Kelley loaded the jury with women in the belief that they'll instinctively favor the young man over his older gay victim. In legal briefs, Pisarcik now claims he didn't go home with Leggs to rob or kill him but for "consensual sodomy." The homicide was the "unintentional" result of a moment of "passion" spurred by "something" Leggs allegedly said after their sexual encounter.
To bolster his assertion, Pisarcik is letting Kelley argue that he's "borderline retarded" from childhood traumas such as accidentally hitting his head on a toilet when he was a tot and living with a "tyrant" father who called him a "faggot." He has also told a psychologist that at age 9 an 11-year-old pal forced him to engage in mutual sex and that at 10 he crashed his bicycle into a tree, perhaps debilitating him mentally. According to Kelley, these experiences helped make Pisarcik a drug addict "who couldn"t figure out how to live."
Closing arguments are expected this week, but prosecutor Murphy hasn't hidden his contempt for the defense strategy. If jurors feel pity and convict Pisarcik of a lesser offense such as manslaughter (in effect, saying the killing was wrong but with extenuating circumstances), he could be freed from state prison in a decade -- or less. Kelley thinks such a punishment is about right. He says the case isn't about first-degree murder. "It's about demons and drugs and desperation," he told jurors.
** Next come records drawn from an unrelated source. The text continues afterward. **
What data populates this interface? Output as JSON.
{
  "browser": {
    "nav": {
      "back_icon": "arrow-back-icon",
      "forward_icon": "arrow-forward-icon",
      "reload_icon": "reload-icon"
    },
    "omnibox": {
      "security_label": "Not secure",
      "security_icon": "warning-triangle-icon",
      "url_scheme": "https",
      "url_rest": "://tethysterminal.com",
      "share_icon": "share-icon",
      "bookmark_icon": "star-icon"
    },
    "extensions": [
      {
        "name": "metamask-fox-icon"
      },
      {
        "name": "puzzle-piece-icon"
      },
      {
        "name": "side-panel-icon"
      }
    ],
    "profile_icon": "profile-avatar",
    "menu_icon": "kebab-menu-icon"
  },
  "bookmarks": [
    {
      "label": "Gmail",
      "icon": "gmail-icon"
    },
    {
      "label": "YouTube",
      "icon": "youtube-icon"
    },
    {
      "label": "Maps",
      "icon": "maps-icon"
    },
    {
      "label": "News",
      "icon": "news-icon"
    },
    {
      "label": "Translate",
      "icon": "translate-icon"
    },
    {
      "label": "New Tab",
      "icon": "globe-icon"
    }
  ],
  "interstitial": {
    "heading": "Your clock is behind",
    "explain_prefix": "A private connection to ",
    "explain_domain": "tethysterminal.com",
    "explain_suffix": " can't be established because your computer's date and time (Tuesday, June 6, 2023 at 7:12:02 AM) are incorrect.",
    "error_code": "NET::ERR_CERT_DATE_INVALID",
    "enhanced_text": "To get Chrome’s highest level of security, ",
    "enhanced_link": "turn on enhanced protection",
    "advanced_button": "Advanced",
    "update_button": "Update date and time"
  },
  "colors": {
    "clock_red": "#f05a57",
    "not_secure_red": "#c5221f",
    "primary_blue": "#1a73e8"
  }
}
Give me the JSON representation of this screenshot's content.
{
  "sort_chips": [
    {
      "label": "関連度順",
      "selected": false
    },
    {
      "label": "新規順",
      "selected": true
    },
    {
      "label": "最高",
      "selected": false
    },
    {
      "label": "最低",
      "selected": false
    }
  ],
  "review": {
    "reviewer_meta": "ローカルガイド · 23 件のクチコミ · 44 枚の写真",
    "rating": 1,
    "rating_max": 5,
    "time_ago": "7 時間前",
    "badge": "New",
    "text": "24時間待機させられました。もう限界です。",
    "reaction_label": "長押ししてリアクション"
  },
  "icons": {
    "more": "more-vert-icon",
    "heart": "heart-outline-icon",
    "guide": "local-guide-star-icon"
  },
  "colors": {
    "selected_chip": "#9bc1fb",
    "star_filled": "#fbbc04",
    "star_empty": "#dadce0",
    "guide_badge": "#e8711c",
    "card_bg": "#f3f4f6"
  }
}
His evidence, he says, is in the crime-scene photos, the beige carpet and white walls gone almost black with blood, the face and body straining against white athletic socks, the unopened Moet & Chandon that was used to hammer at the victim's skull, the missing ears, the plunged flashlight, the smiling ceramic angel and the murderer's hand-written note on his victim's skin: FAGS DIE. You look at all that, Kelley says, and you have to ask a question: "If you wanted to rob somebody, why go through all that?"